Coronation Insurance Plc has officially announced that Coronation Capital (Mauritius) Limited, representing itself and other related parties known as the “Core Shareholders,” has approached the Company’s Board of Directors with a proposal to acquire shares held by other shareholders. The offer price for the shares is set at 65 Kobo per share, with the subsequent aim of delisting Coronation Insurance from the Nigerian Exchange Limited (NGX).
The proposed offer price of 65 Kobo per share represents a premium of 30% compared to the Company’s share price of 50 Kobo on August 12, 2021, which was the last traded price prior to the offer date.
The Core Shareholders intend to implement the transaction under a Scheme of Arrangement in accordance with section 715 of the Companies and Allied Matters Act, No.3 of 2020, along with other applicable rules and regulations.
However, the Proposed Transaction is subject to regulatory review and clearance, as well as the approval of the Company’s shareholders. The specific terms and conditions of the transaction will be detailed in the Scheme Document, which will be dispatched to all shareholders following the convening of a General Meeting of the Company, as ordered by the Federal High Court. If the conditions are met and the Court sanctions the transaction, Coronation Insurance will be delisted from NGX.
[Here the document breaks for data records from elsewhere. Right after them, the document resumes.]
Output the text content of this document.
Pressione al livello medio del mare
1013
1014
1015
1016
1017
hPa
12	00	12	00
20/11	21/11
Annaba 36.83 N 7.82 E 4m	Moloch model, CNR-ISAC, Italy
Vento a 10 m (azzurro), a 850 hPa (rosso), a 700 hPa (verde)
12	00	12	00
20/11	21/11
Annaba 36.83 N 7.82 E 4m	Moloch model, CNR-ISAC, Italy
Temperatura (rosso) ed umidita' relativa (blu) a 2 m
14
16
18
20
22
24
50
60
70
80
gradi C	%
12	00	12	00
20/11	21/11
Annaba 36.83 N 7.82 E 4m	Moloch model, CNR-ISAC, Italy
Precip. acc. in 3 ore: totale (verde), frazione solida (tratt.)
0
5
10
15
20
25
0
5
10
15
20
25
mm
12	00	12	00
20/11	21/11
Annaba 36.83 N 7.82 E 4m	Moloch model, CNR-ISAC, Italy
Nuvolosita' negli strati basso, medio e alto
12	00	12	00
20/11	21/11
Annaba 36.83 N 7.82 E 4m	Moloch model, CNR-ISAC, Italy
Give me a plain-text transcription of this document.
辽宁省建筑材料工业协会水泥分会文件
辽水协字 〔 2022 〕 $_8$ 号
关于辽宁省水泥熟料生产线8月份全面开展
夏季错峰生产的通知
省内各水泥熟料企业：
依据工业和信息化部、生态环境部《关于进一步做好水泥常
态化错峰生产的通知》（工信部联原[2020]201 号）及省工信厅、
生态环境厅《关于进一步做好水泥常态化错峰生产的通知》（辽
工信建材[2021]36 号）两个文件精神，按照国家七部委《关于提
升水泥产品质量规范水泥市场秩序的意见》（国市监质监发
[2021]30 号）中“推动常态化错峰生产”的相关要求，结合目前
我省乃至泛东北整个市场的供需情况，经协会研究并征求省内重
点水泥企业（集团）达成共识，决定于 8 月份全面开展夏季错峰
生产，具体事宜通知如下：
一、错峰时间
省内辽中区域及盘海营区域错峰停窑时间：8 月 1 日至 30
Coronation Insurance advises its shareholders and the public to exercise caution when dealing with the Company’s shares until further information is provided. Any further developments regarding this transaction will be communicated to shareholders in due course.
Mary Agha, the Company Secretary, released the statement on behalf of Coronation Insurance Plc.
This announcement marks a significant development in the future of Coronation Insurance, and shareholders and stakeholders are urged to stay informed as the process unfolds.